Calumet and Cambo, a Dutch manufacturer, have marketed a model that has had several designations--N, MX, SC--but share a basic design. One of these models is shown above. Standards are mounted on a U-design with generous rise/fall on four tubes that extend up from the rail mount, which uses a 1-inch square aluminum tube of about 18-inches, where the tripod mount also resides. Rotating international backs are common on these models, though some models have reversible backs. Non-tapered bellows design contributes to generous range of movements which are well calibrated. Most have removable bellows, allowing for the use of a bag bellows. While there is intelligent use of aluminum and composites, because they are solidly built they weigh about 10 pounds. This may cause you to feel that they are more at home in the studio than the field, but they are also very welcome when doing architectural work because of their range of movements.
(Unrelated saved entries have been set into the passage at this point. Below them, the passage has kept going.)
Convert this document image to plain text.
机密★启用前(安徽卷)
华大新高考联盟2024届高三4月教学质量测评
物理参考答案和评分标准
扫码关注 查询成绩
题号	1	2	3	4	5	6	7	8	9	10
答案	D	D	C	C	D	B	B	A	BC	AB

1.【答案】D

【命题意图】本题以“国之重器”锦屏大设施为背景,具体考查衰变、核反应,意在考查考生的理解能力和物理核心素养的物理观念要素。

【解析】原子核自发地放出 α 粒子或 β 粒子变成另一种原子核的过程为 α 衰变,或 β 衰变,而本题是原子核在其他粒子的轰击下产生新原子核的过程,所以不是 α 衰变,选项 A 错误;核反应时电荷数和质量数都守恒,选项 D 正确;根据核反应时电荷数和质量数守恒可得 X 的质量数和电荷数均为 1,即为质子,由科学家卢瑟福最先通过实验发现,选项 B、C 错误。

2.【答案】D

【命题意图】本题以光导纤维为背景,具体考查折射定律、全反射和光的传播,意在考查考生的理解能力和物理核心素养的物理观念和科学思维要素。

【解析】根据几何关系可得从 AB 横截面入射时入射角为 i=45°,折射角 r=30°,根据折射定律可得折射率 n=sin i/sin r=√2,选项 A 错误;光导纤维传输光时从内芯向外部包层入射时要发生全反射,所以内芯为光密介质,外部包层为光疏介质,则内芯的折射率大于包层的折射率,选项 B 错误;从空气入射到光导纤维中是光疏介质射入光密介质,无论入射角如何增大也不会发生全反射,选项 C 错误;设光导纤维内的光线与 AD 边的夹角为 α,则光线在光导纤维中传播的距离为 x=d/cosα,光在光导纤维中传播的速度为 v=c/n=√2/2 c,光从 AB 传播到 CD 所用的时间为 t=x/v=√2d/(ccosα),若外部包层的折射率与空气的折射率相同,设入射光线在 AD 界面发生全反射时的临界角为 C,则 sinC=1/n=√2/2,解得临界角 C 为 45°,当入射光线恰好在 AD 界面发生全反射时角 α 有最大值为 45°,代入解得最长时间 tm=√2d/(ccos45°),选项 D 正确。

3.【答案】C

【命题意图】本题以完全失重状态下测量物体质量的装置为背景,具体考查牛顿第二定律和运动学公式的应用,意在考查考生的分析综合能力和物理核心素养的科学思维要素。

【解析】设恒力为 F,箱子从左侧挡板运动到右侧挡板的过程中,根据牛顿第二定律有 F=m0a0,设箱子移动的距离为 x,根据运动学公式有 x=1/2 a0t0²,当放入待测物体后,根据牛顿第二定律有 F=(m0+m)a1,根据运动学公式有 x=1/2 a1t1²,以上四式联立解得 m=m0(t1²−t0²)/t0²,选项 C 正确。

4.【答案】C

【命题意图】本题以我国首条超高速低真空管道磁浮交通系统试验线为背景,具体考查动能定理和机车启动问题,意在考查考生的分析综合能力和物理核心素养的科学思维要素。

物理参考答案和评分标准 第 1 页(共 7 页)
These are well designed, well manufactured cameras and many are available. Because of the availability of accessories, they are a good step up from basic monorails.


Calumet Cadet/
Cambo Explorer

New: $550 w/o lens

The Cadet/Explorer is an entry level offering with full movements. Built on L-brackets that support center pivots, adjustment is not sophisticated but reportedly reliable. The Cadet has a G-back for flexible film choice. Bellows extension on the standard model will accommodate 75-305mm lenses; a cheaper bag bellows version allows lenses from 47-150mm. Many accessories for more expensive Calumet and Cambo cameras can be used with the Cadet. Calumet

Toho FC-45X

New: $1400 w/o lens

The Toho FC-45X may be the world's lightest monorail, with full movements, at just over 3 pounds. It has full movement of both standards, with base, rather than axial tilts; 360mm bellows extension; and what is effectively a reversible back, though in this case the entire camera is shifted 90° on the rail clamps. The back has a bale to minimize camera movement during film holder insertion, but this is not a Graflok back, and it won't accept 'fat' rollholders. It uses its own proprietary design round lens board, but will accept standard Linhof/Wista lensboards. Kerry Thalmann has used the FC-45X extensively and has a very complete use test, with copious illustrations that you can read at the first Review link at the right. Kerry's reservations, though for him not serious ones, were in the design of the lensboard and the need to completely reorient the camera on the rail clamps to change image orientation. A dedicated large format photographer, the limitation in using only "thin" rollholders was not significant to him, but it is to me and may be to others. Toho also makes an FC-45 Mini model with stationary back standard and a simpler monorail for about $1100.


Toyo 45CX

New: Less than $700 w/o lens

The Toyo 45CX is its entry level monorail. Its general topology is that of the other Toyo monorails, but the 45CX uses polycarbonate and lightweight alloys to reduce weight, and presumably cost. The standards are of a U-shaped design that allow center pivots. It has interchangeable bellows, a reversible G-back and can use other Toyo accessories. About 8 pounds and under $700, without lens. Toyo
Badger (importer)
Sinar A1

This is described on the Large Format Photography site as a now discontinued $850 monorail. The LFP site editor notes that the F1 is similar, but as of 05/05, the American distributor does not list the F1 as a current model. The F2 is available from B&H at about $2450. Those contemplating a Sinar should read Hamish Reid's review, linked at the right.